Если это совпадение, неожиданное и более или менее случайное[152], то общность в переживании чувства времени Набоковым и Флоренским вовсе не удивительна. Самый пафос воспоминания, годами переживаемая погруженность в прошлое выработала у каждого из них отвержение понимания времени как чего-то преходящего. Флоренский признавался: «Время никогда не мог я постигнуть как бесповоротно утекшее; всегда, насколько помню себя, жило во мне убеждение, что оно куда-то отходит, может быть, именно в эти самые скважины и пещеры стекает и там скрывается, засыпает; но когда-то и как-то к нему можно подойти вплотную – и оно тогда проснется и оживет. Прошлое – не прошло, это ощущение всегда стояло предо мною яснее ясного»[153]. Любая последовательность воспринимается Флоренским как «единовременная» (вспомним тезис Карсавина о «всевременности» совершенной личности), поэтому время утрачивает характер дурной бесконечности, становится «уютным и замкнутым», приближенным к вечности[154]. Набоков в «Других берегах» утверждает главное в своем отношении с временем: «…былое у меня все под боком, и частица грядущего тоже со мной. <…> Признаюсь, я не верю в мимолетность времени – легкого, плавного, персидского времени! Этот волшебный ковер я научился так складывать, чтобы один узор приходился на другой» (Р V, 233). Взаимоналожение узоров прошлого и настоящего – задача, сопровождающая любое набоковское воспоминание, – исключает представление о времени как об устремленной вперед прямой, никогда не возвращающейся к пройденному ею пути. Движение времени вперед одновременно приводит к его возвращению вспять, и это делает время «круглым» (Флоренский называет его «замкнутым»): «Безграничное на первый взгляд время есть на самом деле круглая крепость» (Р V, 146). Такое время может быть описано в категориях пространства (что нередко и происходит у Набокова) – но пространства особого. Представление о круглых крепостных стенах заставляет вспомнить слова о сквозняке из вечности – этом воздухе, который «входит сквозь щели» («Дар»).

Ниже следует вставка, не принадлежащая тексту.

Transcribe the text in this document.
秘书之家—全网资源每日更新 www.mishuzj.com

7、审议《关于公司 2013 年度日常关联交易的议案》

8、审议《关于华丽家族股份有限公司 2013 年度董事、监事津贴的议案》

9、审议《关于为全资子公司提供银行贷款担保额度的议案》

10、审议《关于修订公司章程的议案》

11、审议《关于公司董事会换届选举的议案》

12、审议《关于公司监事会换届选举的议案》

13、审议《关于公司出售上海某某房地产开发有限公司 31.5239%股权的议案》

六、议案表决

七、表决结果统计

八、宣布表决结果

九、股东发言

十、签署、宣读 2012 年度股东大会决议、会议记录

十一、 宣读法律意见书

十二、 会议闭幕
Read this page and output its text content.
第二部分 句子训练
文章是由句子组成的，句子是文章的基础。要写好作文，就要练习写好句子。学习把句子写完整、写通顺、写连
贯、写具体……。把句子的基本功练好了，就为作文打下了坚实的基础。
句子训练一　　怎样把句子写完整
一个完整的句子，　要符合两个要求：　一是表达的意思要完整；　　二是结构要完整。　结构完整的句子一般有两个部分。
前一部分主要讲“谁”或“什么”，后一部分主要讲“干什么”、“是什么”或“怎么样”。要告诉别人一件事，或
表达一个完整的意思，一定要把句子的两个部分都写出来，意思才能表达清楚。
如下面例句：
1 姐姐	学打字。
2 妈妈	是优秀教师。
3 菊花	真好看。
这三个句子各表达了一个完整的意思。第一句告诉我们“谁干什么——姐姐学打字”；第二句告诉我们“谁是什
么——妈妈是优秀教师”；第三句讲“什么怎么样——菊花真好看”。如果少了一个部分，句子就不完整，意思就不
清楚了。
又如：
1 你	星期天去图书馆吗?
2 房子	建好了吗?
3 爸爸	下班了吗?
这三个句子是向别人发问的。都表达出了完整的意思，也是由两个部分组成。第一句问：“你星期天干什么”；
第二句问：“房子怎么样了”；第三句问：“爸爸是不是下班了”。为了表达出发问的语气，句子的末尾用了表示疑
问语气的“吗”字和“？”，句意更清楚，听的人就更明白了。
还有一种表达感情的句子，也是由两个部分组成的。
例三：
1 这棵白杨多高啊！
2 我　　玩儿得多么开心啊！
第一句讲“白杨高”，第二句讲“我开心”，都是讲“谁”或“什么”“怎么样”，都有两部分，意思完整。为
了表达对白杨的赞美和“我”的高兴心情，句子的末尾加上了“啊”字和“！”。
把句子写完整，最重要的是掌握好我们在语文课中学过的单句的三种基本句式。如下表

Нелинейность, закругленность, «сложенность» времени предопределяет особенности композиции у Набокова. Он очень редко рассказывает биографию – свою или героя – в прямой последовательности событий. Дату своего рождения в «Других берегах» он приводит лишь в восьмой главе (ровно в начале второй половины книги, если учесть, что всего в ней четырнадцать глав). Сообщению этой даты предпослана весьма выразительная фраза: «Сейчас тут будут показывать волшебный фонарь, но сперва позвольте сделать небольшое вступление. Я родился 10-го апреля 1899 года по старому стилю в Петербурге…» (Р V, 244). Такая «сбитая» композиция, отнесение начала повествования в его середину и тому подобные приемы известны русской литературе еще со времен романтизма. Но в ту раннюю романтическую пору важен был сам пафос «неправильности», нарушения логики, сковывающей поэтическую истину о мире. У Набокова же в сходных случаях – лишь видимость нарушения логики, на деле же – строжайшее, точнейше выверенное ее соблюдение. Только это логика не линейного, а «круглого времени», логика того умелого складывания персидского ковра времени, при котором узор должен в точности прийтись на узор (как и в фокусе со стаканом).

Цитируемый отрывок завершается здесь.